LITTLE ROCK, Ark. — SPP CEO Lanny Nickell says the grid operator’s Regional State Committee, composed of regulators from its (current) 14-state footprint, offers a structure others might follow.

“I believe that the SPP RSC model is unique, and I think it’s the best-in-class among the RTO world,” Nickell told the committee’s members during its February meeting. “It’s based on shared responsibility, transparency, and it’s something that I value very much. Our staff and our board remain committed to strengthening our relationships with you and supporting your work every step.”

Nickell pointed to recent discussions he has had with legislators as he tours the service territory to raise awareness. He said in a recent visit with the Kansas legislature, he learned how the Kansas Corporation Commission’s Andrew French and his staff have explained the value SPP brings.

“These conversations have reaffirmed for me just how important our RSC partnerships are,” Nickell said.

The RSC was created in 2004 to provide regulatory input on “regional importance related to the development and operation of bulk electric transmission.” In approving the group’s creation, FERC recognized the need for a mechanism that facilitates regional consensus on critical issues related to transmission planning and operation.

The commission also made the RSC the first organization of state regulators from multiple states to be expressly granted authorities in a FERC-jurisdictional grid operator. The commissioners exercise this authority by determining whether and to what extent participation funding will be used for transmission improvements and whether license plate or postage-stamp rates will be used for the regional access charge.

The RSC has grown to 13 members with the recent addition of Montana commissioner Randall Pinocci. The membership will increase again with the RTO’s expansion into the Western Interconnection in April.

Two future members, Wyoming’s Mike Robinson and Arizona’s Nick Myers, watched from the sidelines. A third, Colorado’s Eric Blank, called in.

The committee also welcomed two new members in the Louisiana Public Service Commission’s Eric Skrmetta and the New Mexico Public Regulation Commission’s Greg Nibert. Skrmetta replaces Mike Francis, and Nibert takes over for Patrick O’Connell, who chaired the RSC in 2025.

Economic Consultant Approved

The RSC approved the selection of Bates White Economic Consulting to provide expertise in transmission cost allocation and evaluating its benefits.

The D.C.-based firm, chosen by the committee’s leadership from five respondents to a request for proposals, will be tasked with providing information and education, analyzing cost-allocation options for the SPP RTO region, a facilitate discussion among the committee’s members and its Cost Allocation Working Group.

“I feel this is an indication of the increased focus on cost allocation by the RSC,” Texas’ Kathleen Jackson told her fellow commissioners during their February open meeting, noting the consultant is a first in “recent times.”

The commissioners also agreed to sunset the Improved Resource Availability Task Force, which was formed in the aftermath of 2021’s Winter Storm Uri.
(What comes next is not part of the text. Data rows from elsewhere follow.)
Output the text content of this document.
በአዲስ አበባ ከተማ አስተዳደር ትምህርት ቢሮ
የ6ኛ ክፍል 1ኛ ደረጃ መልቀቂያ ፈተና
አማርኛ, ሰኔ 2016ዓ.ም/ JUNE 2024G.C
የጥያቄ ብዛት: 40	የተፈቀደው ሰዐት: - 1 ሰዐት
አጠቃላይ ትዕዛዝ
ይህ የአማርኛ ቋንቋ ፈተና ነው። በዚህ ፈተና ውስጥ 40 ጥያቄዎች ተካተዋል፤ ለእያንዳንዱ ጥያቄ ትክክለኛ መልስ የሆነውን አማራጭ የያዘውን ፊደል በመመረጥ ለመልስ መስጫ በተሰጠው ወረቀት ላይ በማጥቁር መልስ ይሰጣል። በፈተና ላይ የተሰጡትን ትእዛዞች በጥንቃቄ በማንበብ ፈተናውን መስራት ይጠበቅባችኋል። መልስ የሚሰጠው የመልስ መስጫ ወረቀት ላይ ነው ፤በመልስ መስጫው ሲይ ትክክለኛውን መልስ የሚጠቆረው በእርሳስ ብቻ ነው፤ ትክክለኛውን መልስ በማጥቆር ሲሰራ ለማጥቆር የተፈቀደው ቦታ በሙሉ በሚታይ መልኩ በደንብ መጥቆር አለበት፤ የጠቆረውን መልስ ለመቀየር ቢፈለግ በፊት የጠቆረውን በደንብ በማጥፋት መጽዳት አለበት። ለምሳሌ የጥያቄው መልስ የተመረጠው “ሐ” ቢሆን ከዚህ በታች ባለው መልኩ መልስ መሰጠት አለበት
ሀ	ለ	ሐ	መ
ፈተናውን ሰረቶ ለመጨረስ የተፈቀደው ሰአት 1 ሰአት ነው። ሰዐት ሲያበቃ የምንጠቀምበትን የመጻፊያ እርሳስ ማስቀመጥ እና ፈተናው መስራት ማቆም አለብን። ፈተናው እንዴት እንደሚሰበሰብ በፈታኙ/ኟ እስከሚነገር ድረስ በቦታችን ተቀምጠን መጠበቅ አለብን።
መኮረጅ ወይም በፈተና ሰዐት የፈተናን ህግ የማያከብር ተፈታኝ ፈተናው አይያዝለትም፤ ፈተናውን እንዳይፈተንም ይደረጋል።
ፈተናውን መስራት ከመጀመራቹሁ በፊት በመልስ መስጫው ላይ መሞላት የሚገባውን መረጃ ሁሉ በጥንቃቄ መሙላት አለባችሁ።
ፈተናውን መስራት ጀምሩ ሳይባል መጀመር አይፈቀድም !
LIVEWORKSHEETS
The group carried out recommendations from SPP’s post-storm report, ensuring generators have reliable fuel and the grid operator improves how it plans for and manages resource availability.

The task force handed off its leftover items to the Resource and Energy Adequacy Leadership Team when the latter was formed in 2023.

“The issues have been challenging, but I think the REAL Team has really stood up, stepped up and developed much-needed policies that strengthen reliability across the entire footprint,” Nickell said. “Some of the favorable outcomes from [January’s winter storm] were a result of a lot of the work that the REAL Team did … and all the stakeholders that played a role along the way.”